En San Cristóbal… Oreja repartidas para Almeida y Calderón ante nobles utreros de Los Aranguez

San Cristóbal, Venezuela. Plaza de Toros Monumental de Pueblo Nuevo. Jueves 30 de enero de 2020. Con poco menos de un cuarto de plaza (aproximadamente 2000 personas) en tarde soleada y con ligeras ráfagas de viento, se lidiaron utreros de Los Aranguez (Hermanos Riera Herrera), en su conjunto correctamente presentados, nobles en distinto grados, destacando los corridos en 4º y 6º; 1º y 2º soso y descastados, 3º y 5º no desentonaron del lote destacado.

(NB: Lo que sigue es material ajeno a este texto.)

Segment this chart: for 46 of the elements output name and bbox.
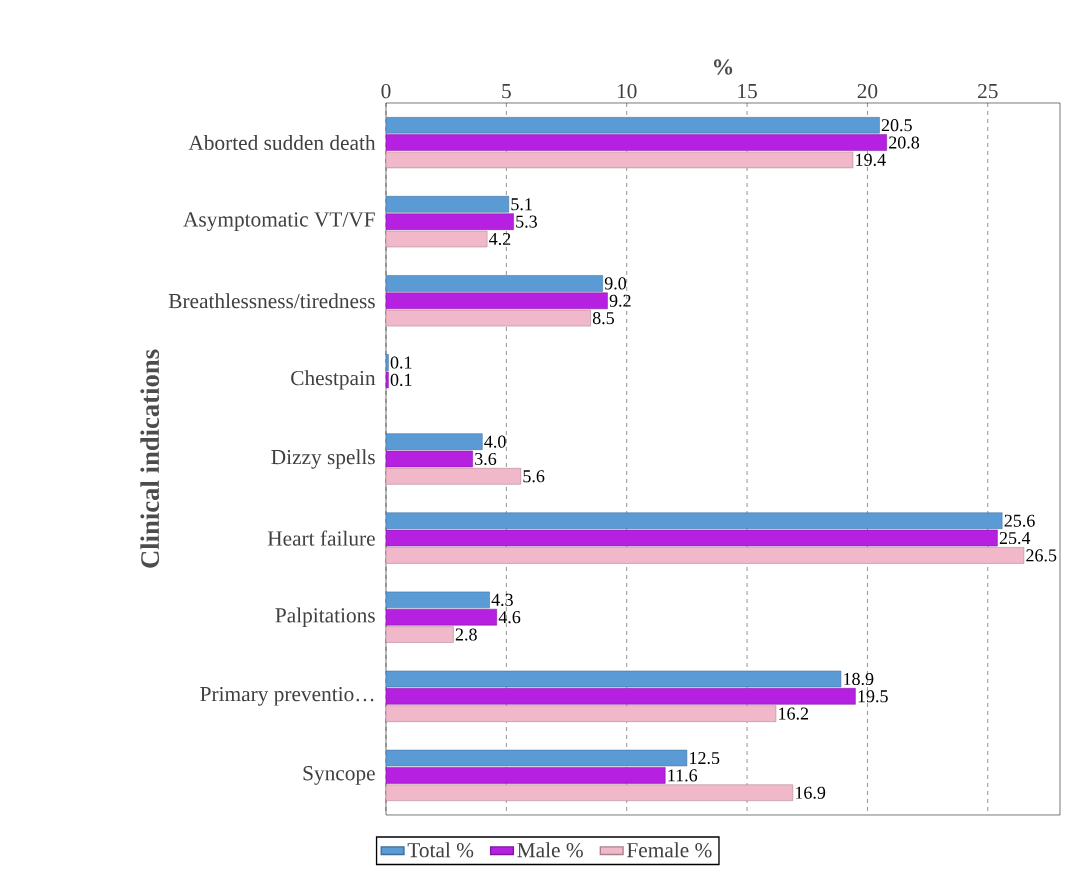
data-label: 8.5 [592, 311, 615, 325]
data-label: 20.5 [881, 119, 912, 132]
y-tick-label: Dizzy spells [271, 449, 375, 469]
data-label: 0.1 [390, 356, 412, 369]
data-label: 9.0 [604, 277, 627, 290]
y-tick-label: Heart failure [267, 530, 375, 546]
data-label: 18.9 [844, 672, 874, 686]
data-label: 25.6 [1004, 514, 1035, 527]
data-label: 20.8 [889, 136, 920, 149]
y-axis-title: Clinical indications [140, 349, 160, 568]
data-label: 26.5 [1026, 549, 1057, 562]
x-tick-label: 0 [381, 83, 391, 99]
data-label: 0.1 [390, 373, 412, 386]
data-label: 19.4 [856, 153, 886, 166]
y-tick-label: Asymptomatic VT/VF [183, 212, 375, 232]
data-label: 19.5 [858, 690, 888, 703]
data-label: 3.6 [475, 452, 497, 466]
legend-label: Female % [627, 842, 712, 858]
x-axis-title: % [713, 59, 733, 75]
x-tick-label: 20 [857, 83, 878, 99]
y-tick-label: Aborted sudden death [188, 135, 376, 151]
data-label: 4.6 [498, 611, 521, 624]
x-tick-label: 5 [502, 84, 511, 99]
data-label: 12.5 [690, 752, 720, 765]
data-label: 4.0 [484, 435, 506, 448]
data-label: 9.2 [609, 294, 631, 307]
data-label: 5.3 [516, 215, 537, 228]
data-label: 25.4 [999, 532, 1031, 545]
data-label: 2.8 [455, 628, 477, 641]
data-label: 4.2 [489, 232, 511, 246]
legend-label: Male % [517, 842, 583, 858]
y-tick-label: Breathlessness/tiredness [168, 293, 375, 309]
data-label: 11.6 [668, 769, 698, 782]
data-label: 16.2 [779, 707, 809, 720]
legend-label: Total % [407, 842, 474, 858]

Juan Francisco Almeida: Silencio tras dos avisos y oreja.

Yonathan Ortega: Vuelta al ruedo tras aviso y silencio tras dos avisos.

Samuel Calderón: Oreja y palmas tras dos avisos.

Detalles:

Destacaron en la brega Antonio Campana, y en banderillas Francisco Chico Paredes y Ramón Contreras.

En la vara extraordinario puyazo del varilarguero peruano Guillermo Yacorey.

Dos horas y 25 minutos duración de festejo.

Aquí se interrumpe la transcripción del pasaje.